We packed a good amount of food. PB&Js, freeze dried fruit, granola bars, and dehydrated camp food. There is a well in the campground so clean drinking water wasn't an issue. I feel like at this point in the day, I would've eaten anything. We really hadn't eaten much throughout the day because we were on the move! My beef pho was so damn good, demolished a few PB&Js as an appetizer and had freeze dried blue berries for dessert!  

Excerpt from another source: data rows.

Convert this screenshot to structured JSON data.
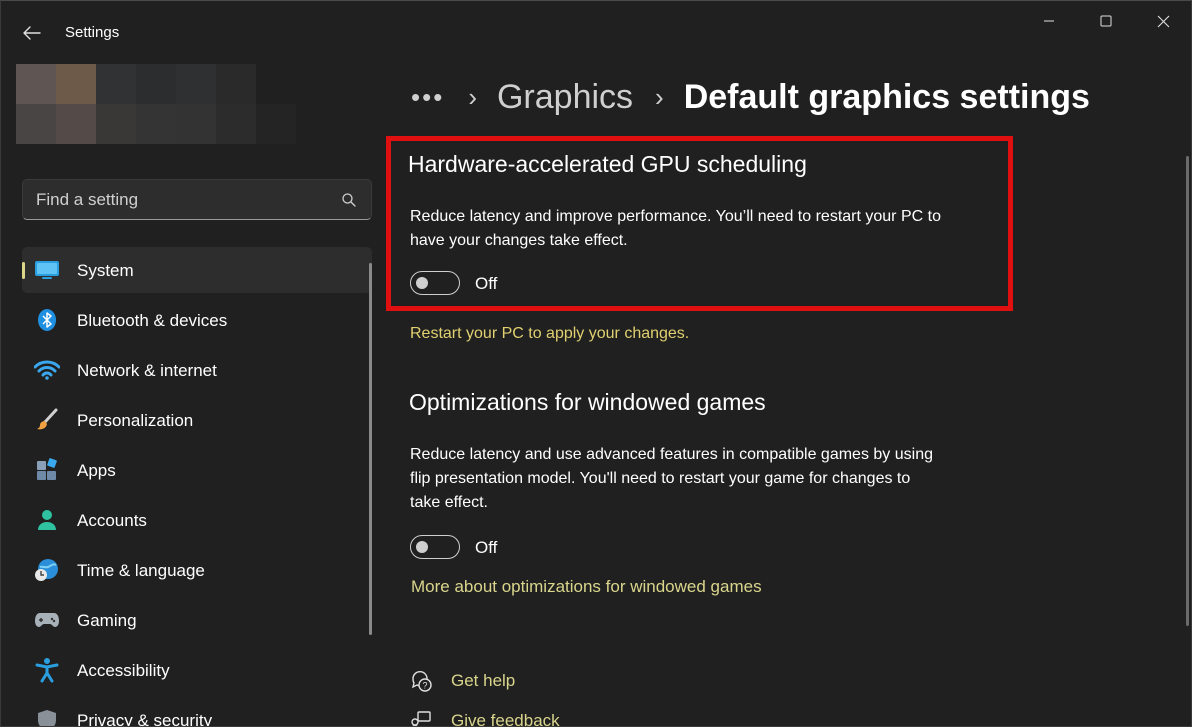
{
  "window": {
    "title": "Settings"
  },
  "search": {
    "placeholder": "Find a setting"
  },
  "sidebar": {
    "items": [
      {
        "label": "System",
        "icon": "monitor-icon"
      },
      {
        "label": "Bluetooth & devices",
        "icon": "bluetooth-icon"
      },
      {
        "label": "Network & internet",
        "icon": "wifi-icon"
      },
      {
        "label": "Personalization",
        "icon": "paintbrush-icon"
      },
      {
        "label": "Apps",
        "icon": "apps-icon"
      },
      {
        "label": "Accounts",
        "icon": "person-icon"
      },
      {
        "label": "Time & language",
        "icon": "globe-clock-icon"
      },
      {
        "label": "Gaming",
        "icon": "gamepad-icon"
      },
      {
        "label": "Accessibility",
        "icon": "accessibility-icon"
      },
      {
        "label": "Privacy & security",
        "icon": "shield-icon"
      }
    ],
    "selected_index": 0
  },
  "breadcrumb": {
    "more": "•••",
    "parent": "Graphics",
    "current": "Default graphics settings"
  },
  "gpu_scheduling": {
    "title": "Hardware-accelerated GPU scheduling",
    "description": "Reduce latency and improve performance. You’ll need to restart your PC to have your changes take effect.",
    "toggle_state": "Off",
    "restart_notice": "Restart your PC to apply your changes."
  },
  "windowed_games": {
    "title": "Optimizations for windowed games",
    "description": "Reduce latency and use advanced features in compatible games by using flip presentation model. You'll need to restart your game for changes to take effect.",
    "toggle_state": "Off",
    "more_link": "More about optimizations for windowed games"
  },
  "help": {
    "get_help": "Get help",
    "give_feedback": "Give feedback"
  },
  "colors": {
    "background": "#202020",
    "accent_yellow": "#d9d58c",
    "highlight_red": "#e01010"
  }
}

Now I see the secret of making the best person: it is to grow in the open air and to eat and sleep with the earth.
— Walt Whitman

Havasu Creek, 3ft. from our tent :)

March 12th, 2018

6am - 7:51am - Up & At It!

We were up  and at it early. And this morning, we actually ate breakfast. Broke down camp and packed our bags. Another note people, please pack out your trash! It was disgusting to see what inconsiderate  people leave behind and it's extremely frustrating!  

Since we only had a one-night camping permit, we planned on stopping at Havasu Falls and 50ft falls on our way out and then it was a hike right back up the Grand Canyon where the truck was parked. 

7:52am - Thank you for the hospitality!

 

The forever changing Havasu creek. 

Havasu Falls

Havasu Creek starts out above the canyon wall as a small trickle of snow run-off and rain water. This water meanders on the plains above the canyon for about 50 miles (80 km) until it enters Cataract Canyon (also known as Havasu Canyon). It then reaches Havasu Springs, where an underground source feeds the creek. (excerpt from wikipedia) Its just crazy to think a small run off turns into this. Incredible. 

Navajo Falls, which is right below Fifty Foot Falls

2:15pm The hike out from the camp site took about 6 hours with stopping to take pictures and eat. We had a total of 5 hours of moving time. We gained a total of 2,600ft of elevation gain on the hike out. Man, that hike out is a tough one but we lucked out again with the weather at sunny and 67 degrees.